Developing a Business Plan
Once you've gone through the process above and identified what appears to be the right business for you, the final "gut check" is to write a business plan. Treat it as if you were presenting it to a bank for financing. Include sections for strengths, weaknesses, opportunities, and threats (SWOT analysis), and set clear goals for what your business needs to achieve, by when, and how you will get there.
Even if you don't intend to seek outside financing, taking the time to write a business plan forces you to focus on critical issues. This discipline will help you look at your idea through objective and realistic eyes. If your idea passes the business plan test, you can be reasonably confident it's the right business for you. If you feel hesitant, uncertain, or unsure after this exercise, either conduct more research (if the hesitancy is due to a lack of information) or discard the idea (if you don't think it will succeed). If that happens, simply repeat the research and planning steps until you find an idea and a business plan you're confident will work!

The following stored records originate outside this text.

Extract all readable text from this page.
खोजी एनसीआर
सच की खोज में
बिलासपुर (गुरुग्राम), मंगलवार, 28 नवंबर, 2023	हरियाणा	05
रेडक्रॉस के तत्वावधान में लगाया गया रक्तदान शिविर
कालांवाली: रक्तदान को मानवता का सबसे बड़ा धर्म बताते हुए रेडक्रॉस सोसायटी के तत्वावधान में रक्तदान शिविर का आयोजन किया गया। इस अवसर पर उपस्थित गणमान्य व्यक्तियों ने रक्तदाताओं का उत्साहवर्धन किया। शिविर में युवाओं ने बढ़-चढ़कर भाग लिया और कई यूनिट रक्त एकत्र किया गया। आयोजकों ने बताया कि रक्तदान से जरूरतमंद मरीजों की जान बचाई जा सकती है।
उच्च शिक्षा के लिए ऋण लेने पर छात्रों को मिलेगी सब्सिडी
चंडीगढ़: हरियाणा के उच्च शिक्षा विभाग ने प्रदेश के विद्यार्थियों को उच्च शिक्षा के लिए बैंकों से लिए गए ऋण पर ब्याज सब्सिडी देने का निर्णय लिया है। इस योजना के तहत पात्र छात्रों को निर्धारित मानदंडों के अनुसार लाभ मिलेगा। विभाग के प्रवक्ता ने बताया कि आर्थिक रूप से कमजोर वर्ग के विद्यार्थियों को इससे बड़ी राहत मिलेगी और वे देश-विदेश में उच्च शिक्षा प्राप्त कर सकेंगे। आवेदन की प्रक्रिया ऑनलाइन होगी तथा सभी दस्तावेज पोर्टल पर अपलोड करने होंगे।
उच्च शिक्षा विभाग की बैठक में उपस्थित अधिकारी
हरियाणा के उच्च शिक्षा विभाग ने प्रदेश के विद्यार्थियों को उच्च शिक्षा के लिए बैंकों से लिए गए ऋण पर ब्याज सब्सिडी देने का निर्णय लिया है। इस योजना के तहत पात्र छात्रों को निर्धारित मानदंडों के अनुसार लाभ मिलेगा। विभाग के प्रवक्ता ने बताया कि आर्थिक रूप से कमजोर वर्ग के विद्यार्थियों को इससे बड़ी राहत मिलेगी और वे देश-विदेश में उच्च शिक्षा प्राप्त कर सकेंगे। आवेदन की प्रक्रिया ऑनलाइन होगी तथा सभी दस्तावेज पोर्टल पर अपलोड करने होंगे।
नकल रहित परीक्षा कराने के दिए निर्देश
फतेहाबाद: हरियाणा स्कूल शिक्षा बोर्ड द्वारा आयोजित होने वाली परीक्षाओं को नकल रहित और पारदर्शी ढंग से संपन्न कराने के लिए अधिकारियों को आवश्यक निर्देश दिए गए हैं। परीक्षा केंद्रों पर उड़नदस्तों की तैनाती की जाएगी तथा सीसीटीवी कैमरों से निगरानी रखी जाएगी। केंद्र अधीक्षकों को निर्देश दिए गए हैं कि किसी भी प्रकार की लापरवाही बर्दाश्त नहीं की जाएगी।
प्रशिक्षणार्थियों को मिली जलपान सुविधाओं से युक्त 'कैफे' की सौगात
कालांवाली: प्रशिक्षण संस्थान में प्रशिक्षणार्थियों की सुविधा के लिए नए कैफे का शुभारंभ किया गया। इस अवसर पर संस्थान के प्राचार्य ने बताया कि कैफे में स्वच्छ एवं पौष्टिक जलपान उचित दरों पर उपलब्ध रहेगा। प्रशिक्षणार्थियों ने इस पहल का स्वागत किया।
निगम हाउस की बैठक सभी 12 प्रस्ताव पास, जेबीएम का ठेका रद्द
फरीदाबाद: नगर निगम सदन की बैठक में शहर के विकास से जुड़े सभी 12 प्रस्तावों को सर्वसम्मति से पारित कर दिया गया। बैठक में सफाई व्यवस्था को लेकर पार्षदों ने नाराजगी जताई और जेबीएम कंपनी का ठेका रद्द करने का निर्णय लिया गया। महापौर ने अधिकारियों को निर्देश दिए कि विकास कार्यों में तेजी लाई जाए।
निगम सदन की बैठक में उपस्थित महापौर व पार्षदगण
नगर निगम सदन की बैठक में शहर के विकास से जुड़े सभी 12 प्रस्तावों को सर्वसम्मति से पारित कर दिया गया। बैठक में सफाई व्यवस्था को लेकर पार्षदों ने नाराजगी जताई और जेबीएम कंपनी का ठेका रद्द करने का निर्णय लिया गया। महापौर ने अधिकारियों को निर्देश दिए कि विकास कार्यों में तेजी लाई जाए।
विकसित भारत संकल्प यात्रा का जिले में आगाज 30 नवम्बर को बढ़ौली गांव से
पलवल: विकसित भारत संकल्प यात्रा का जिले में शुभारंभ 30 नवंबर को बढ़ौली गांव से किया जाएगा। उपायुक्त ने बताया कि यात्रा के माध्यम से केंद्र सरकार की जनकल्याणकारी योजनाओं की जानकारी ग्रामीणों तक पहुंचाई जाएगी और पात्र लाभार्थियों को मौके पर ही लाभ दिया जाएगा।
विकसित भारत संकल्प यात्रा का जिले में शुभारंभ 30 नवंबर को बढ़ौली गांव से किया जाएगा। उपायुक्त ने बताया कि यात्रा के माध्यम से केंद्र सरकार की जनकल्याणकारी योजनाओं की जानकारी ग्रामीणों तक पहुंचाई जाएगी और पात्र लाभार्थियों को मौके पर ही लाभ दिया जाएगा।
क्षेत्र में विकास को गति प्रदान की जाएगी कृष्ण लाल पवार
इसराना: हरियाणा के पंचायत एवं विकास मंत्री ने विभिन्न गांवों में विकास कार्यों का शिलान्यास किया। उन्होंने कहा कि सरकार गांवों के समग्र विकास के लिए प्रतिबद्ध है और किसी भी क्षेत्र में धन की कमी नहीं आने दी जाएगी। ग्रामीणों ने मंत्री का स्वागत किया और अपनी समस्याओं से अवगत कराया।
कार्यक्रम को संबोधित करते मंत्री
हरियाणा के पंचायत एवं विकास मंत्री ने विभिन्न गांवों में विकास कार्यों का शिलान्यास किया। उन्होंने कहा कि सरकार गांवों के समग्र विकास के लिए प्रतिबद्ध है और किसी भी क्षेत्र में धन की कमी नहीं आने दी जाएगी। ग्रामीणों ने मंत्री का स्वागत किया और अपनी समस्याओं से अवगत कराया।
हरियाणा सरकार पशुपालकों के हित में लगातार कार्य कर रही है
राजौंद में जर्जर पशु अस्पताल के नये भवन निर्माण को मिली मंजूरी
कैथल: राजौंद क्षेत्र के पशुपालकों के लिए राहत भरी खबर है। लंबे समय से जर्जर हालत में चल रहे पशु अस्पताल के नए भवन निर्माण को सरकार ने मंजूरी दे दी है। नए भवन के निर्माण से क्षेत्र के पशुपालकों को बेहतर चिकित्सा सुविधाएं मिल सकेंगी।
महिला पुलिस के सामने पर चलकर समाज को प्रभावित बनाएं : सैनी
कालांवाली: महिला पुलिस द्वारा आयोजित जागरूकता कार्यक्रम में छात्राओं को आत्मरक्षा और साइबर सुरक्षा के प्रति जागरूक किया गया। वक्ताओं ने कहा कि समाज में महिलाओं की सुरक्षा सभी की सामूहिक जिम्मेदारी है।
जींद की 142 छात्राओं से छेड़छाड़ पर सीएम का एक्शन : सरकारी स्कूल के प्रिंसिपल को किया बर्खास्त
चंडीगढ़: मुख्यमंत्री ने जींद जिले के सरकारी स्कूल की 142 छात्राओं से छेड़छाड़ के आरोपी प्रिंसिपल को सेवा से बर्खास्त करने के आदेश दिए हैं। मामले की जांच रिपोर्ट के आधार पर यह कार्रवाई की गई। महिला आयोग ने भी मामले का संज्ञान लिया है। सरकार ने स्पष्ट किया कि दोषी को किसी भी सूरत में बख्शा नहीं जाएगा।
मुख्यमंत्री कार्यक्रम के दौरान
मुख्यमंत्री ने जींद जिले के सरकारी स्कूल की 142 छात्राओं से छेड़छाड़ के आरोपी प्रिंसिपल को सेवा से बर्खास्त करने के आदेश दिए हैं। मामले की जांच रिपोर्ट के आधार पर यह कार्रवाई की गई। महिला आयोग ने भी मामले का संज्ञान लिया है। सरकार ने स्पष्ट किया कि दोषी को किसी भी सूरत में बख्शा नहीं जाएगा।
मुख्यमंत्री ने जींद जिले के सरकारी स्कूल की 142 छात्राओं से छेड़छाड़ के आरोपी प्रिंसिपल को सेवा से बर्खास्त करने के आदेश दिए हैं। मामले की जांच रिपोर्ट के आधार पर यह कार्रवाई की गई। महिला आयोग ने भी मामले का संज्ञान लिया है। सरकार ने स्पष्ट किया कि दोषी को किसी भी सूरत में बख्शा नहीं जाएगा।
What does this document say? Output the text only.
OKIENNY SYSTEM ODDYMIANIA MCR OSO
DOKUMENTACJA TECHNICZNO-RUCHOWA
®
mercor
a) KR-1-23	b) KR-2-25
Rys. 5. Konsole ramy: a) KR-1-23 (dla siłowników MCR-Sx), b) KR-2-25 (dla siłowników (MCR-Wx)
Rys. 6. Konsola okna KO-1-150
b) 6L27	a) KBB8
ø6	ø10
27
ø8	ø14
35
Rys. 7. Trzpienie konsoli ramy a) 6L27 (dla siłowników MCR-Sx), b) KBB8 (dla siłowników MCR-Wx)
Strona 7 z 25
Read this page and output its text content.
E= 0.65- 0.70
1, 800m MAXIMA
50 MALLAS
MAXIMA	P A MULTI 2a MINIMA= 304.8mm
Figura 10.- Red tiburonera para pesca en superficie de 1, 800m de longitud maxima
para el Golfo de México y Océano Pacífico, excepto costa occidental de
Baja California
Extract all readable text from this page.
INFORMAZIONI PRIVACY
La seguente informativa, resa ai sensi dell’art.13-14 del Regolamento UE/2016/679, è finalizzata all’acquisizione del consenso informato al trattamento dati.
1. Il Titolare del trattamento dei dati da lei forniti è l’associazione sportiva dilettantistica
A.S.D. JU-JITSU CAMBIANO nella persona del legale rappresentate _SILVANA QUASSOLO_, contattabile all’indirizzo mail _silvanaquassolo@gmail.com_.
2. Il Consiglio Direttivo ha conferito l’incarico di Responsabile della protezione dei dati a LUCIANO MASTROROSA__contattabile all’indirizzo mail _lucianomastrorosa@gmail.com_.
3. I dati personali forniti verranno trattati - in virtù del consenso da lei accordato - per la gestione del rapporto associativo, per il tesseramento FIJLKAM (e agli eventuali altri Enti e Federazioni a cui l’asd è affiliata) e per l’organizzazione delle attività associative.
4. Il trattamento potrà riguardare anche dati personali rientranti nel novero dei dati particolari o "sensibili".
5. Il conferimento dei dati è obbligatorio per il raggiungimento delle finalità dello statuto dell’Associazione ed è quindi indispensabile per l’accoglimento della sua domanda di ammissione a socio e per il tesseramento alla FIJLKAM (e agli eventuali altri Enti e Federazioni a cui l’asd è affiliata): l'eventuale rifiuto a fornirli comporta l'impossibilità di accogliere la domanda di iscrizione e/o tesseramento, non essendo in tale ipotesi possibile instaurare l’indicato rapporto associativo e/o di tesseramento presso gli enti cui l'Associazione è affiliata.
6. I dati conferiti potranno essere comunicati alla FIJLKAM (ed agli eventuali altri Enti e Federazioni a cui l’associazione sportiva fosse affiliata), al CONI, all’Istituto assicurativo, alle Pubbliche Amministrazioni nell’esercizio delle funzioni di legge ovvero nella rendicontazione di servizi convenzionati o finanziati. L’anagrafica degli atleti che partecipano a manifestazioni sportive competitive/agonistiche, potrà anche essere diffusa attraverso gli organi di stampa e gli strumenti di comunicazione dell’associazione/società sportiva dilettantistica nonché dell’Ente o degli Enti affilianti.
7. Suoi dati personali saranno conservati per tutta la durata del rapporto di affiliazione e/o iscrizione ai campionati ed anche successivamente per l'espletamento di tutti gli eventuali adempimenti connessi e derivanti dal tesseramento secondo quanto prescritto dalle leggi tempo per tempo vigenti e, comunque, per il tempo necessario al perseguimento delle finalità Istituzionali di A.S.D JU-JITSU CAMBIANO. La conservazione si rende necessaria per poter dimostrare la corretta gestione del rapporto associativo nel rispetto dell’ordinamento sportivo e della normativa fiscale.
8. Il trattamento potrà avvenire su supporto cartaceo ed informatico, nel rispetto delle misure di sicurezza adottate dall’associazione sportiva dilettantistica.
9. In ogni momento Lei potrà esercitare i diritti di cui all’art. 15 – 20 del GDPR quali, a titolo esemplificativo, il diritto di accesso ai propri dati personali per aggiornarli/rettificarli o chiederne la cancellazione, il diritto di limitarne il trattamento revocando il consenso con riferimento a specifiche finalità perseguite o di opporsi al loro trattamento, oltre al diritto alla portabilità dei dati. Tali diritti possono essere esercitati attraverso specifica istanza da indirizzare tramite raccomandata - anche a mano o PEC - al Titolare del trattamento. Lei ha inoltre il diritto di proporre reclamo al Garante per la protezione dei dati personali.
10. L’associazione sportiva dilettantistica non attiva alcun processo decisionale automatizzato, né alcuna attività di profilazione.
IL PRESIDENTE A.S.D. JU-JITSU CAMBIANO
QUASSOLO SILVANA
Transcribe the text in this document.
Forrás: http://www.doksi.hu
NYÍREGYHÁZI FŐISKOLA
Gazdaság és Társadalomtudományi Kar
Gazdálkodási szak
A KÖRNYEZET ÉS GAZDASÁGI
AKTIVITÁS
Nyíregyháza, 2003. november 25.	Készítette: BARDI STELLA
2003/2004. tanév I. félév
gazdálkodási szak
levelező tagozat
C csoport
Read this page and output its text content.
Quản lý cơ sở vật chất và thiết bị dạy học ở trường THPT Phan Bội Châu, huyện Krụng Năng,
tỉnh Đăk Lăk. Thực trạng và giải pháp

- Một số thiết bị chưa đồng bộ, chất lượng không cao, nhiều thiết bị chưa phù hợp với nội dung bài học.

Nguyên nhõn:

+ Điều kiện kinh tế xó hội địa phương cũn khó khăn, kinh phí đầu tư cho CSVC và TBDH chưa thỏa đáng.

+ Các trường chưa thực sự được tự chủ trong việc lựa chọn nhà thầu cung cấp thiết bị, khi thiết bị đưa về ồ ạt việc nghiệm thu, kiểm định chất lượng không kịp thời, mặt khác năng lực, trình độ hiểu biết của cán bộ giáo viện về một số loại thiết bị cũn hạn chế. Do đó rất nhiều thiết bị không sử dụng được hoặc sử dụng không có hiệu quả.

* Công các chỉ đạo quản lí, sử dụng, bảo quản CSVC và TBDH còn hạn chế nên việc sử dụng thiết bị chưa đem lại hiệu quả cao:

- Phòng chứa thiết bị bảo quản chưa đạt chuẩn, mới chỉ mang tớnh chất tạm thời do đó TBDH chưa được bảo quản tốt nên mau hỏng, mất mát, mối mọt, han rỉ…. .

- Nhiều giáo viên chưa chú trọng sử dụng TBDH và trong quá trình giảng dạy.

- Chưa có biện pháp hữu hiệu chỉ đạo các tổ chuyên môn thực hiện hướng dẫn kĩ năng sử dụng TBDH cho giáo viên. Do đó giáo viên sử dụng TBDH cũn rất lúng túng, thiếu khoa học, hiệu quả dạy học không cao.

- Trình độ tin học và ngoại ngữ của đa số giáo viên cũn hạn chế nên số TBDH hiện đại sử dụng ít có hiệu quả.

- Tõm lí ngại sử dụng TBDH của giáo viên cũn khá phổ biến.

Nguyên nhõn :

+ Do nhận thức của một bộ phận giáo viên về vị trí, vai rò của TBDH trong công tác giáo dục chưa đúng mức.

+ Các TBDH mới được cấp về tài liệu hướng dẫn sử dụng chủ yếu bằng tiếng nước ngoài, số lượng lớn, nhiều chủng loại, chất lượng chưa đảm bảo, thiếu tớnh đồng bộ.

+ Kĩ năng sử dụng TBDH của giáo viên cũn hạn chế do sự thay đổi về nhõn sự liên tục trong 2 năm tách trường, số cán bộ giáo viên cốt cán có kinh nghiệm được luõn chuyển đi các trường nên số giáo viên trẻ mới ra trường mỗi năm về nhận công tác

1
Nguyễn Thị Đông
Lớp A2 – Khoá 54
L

While it can be frustrating to wait once you've decided to start a home business, this is truly a situation where patience pays off. By taking a methodical, systematic, and disciplined approach to identifying the right home business for you, you give your venture the best possible chance for long-term survival and can avoid costly mistakes along the way. So, if you're ready to step into the world of home-based business and profits, start with careful planning.